The winner of the men’s division of the 5K was Nolan Sabotchick. The winner in the women’s division was Missy Moore. Moore also won the women’s 10K category while Josh Blanton won the men’s division.
Runner Neil Johnson came to the race to support Amy for Africa — a non-profit that builds schools and helps educate children in Uganda.
“I’m a big supporter of Amy for Africa. I’ll share their cause everywhere I go, ” Johnson said, adding “I’m just going to keep a steady pace and keep the fast runners behind me. If not I’m still having a good time.”

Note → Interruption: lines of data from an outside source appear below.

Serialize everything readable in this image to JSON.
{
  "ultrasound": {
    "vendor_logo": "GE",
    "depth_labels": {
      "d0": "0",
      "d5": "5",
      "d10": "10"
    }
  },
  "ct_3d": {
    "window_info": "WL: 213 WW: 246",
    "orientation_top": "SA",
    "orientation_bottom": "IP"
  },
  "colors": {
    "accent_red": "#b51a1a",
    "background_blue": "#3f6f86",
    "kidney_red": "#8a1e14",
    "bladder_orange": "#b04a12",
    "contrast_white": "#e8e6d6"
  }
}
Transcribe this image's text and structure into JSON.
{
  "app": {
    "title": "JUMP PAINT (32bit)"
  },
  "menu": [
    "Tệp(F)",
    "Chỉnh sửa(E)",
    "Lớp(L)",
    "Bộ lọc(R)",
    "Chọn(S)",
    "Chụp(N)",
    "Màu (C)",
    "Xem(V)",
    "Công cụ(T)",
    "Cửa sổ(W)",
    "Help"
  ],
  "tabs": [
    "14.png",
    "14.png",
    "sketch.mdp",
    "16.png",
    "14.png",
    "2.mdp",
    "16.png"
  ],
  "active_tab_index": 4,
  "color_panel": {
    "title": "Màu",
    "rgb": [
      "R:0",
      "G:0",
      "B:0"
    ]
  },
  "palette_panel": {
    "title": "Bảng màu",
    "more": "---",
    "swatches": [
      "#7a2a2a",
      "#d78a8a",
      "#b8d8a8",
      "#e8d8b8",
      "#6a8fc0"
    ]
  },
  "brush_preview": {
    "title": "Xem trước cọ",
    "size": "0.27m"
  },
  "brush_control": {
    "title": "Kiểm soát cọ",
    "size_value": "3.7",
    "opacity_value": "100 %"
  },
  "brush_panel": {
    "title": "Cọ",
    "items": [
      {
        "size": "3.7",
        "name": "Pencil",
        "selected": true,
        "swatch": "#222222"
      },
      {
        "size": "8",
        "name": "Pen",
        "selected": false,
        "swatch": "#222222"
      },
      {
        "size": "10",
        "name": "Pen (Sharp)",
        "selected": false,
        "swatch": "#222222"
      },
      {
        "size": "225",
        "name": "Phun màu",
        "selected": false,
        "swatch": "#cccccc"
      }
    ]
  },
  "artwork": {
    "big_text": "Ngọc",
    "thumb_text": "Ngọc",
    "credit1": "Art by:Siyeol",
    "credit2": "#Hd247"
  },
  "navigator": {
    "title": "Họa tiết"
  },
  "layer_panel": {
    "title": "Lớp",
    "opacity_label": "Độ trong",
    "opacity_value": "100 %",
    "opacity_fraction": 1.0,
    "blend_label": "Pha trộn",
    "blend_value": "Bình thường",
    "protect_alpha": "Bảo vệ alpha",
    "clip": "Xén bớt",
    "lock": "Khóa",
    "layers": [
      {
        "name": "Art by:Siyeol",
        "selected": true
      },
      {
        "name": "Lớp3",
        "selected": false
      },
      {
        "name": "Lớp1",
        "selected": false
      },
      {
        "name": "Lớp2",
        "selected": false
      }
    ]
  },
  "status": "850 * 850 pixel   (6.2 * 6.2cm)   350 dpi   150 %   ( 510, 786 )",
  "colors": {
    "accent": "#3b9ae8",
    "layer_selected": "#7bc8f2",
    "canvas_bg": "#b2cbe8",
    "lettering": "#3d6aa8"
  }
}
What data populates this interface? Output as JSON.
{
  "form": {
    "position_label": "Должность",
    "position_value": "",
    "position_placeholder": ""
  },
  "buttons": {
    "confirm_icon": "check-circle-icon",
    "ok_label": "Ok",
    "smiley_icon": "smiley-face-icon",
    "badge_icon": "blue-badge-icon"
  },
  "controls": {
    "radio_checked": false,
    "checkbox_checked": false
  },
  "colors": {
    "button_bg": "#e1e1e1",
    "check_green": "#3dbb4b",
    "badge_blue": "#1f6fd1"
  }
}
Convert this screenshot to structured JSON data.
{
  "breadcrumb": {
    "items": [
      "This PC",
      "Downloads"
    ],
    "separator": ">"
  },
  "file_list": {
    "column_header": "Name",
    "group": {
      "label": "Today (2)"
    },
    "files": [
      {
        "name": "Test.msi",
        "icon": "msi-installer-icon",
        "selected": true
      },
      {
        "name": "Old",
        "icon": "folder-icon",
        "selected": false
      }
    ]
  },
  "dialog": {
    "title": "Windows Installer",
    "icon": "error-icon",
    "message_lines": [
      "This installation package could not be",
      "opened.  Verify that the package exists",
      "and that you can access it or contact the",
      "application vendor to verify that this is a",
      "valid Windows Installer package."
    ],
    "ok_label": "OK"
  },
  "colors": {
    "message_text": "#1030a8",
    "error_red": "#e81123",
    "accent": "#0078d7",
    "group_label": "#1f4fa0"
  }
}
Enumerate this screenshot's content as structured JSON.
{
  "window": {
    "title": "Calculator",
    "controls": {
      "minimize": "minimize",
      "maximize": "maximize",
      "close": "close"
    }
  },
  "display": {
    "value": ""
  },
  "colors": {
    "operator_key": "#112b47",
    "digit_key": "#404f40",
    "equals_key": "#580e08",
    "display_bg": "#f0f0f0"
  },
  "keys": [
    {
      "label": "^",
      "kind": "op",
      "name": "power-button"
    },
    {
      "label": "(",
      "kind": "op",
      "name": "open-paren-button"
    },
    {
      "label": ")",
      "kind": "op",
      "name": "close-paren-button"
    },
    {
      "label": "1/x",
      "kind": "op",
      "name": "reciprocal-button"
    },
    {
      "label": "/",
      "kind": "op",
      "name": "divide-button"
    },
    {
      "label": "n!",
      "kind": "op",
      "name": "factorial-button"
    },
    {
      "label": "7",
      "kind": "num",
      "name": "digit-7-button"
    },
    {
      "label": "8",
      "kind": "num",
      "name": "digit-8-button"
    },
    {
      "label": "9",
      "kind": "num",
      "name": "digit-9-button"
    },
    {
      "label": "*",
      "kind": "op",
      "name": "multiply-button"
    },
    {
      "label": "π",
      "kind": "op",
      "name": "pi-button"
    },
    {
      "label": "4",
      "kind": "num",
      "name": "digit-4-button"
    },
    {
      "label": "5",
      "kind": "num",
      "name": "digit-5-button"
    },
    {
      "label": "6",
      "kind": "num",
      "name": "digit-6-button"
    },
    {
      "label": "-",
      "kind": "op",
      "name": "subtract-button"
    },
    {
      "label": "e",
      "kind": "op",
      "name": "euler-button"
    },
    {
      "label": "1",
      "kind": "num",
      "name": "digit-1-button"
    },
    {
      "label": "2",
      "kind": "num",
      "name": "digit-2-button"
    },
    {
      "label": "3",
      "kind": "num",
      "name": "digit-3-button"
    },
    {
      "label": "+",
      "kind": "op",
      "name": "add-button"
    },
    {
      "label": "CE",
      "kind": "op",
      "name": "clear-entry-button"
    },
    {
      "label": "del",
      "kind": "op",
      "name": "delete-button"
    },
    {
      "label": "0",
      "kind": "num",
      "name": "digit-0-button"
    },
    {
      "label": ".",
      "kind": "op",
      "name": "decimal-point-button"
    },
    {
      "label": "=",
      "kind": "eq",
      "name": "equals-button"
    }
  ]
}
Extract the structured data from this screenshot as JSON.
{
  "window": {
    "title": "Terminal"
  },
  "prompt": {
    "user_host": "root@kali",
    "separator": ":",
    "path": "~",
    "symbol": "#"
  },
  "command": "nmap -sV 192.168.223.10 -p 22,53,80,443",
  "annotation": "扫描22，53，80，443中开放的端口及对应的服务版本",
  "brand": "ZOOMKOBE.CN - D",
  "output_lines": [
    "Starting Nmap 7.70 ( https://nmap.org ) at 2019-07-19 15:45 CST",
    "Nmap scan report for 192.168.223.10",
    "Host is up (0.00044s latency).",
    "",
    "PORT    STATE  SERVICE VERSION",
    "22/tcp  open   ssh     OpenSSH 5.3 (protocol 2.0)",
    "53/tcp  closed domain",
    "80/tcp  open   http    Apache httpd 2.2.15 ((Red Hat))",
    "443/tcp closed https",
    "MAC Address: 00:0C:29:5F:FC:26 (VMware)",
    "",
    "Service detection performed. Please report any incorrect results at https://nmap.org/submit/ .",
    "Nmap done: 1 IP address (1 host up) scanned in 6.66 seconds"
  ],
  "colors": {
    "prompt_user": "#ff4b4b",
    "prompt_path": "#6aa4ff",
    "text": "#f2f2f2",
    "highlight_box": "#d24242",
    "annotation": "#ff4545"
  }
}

Gina Lovejay oversees a run club at Sugar Creek Christian Academy. She brought 19 members of the club to participate in the race.
“For cross country they can only do (grades) 3 through 6 and I have 1st grade thru 12th,” Lovejay said. “We’ve been practicing so I thought this race caught my eye because I’ve heard Amy speak before and so this is the first race that caught my eye.”
Amy is a reference to Amy Compston, co-founder of Amy for Africa.
“I hope everyone has a great time and people accomplish their goals,” Compston said. ” We’ve got some people running nine miles today so it’s a long way.”
Mark Maynard, president of Amy for Africa, said the money raised has a profound impact on lives, offering safe, secure learning environments for kids in Africa.
“We have started seven schools in Africa and we are in the midst of operating one where we pay for everything,” Maynard said. “$45 dollars you can educate a child for a year.”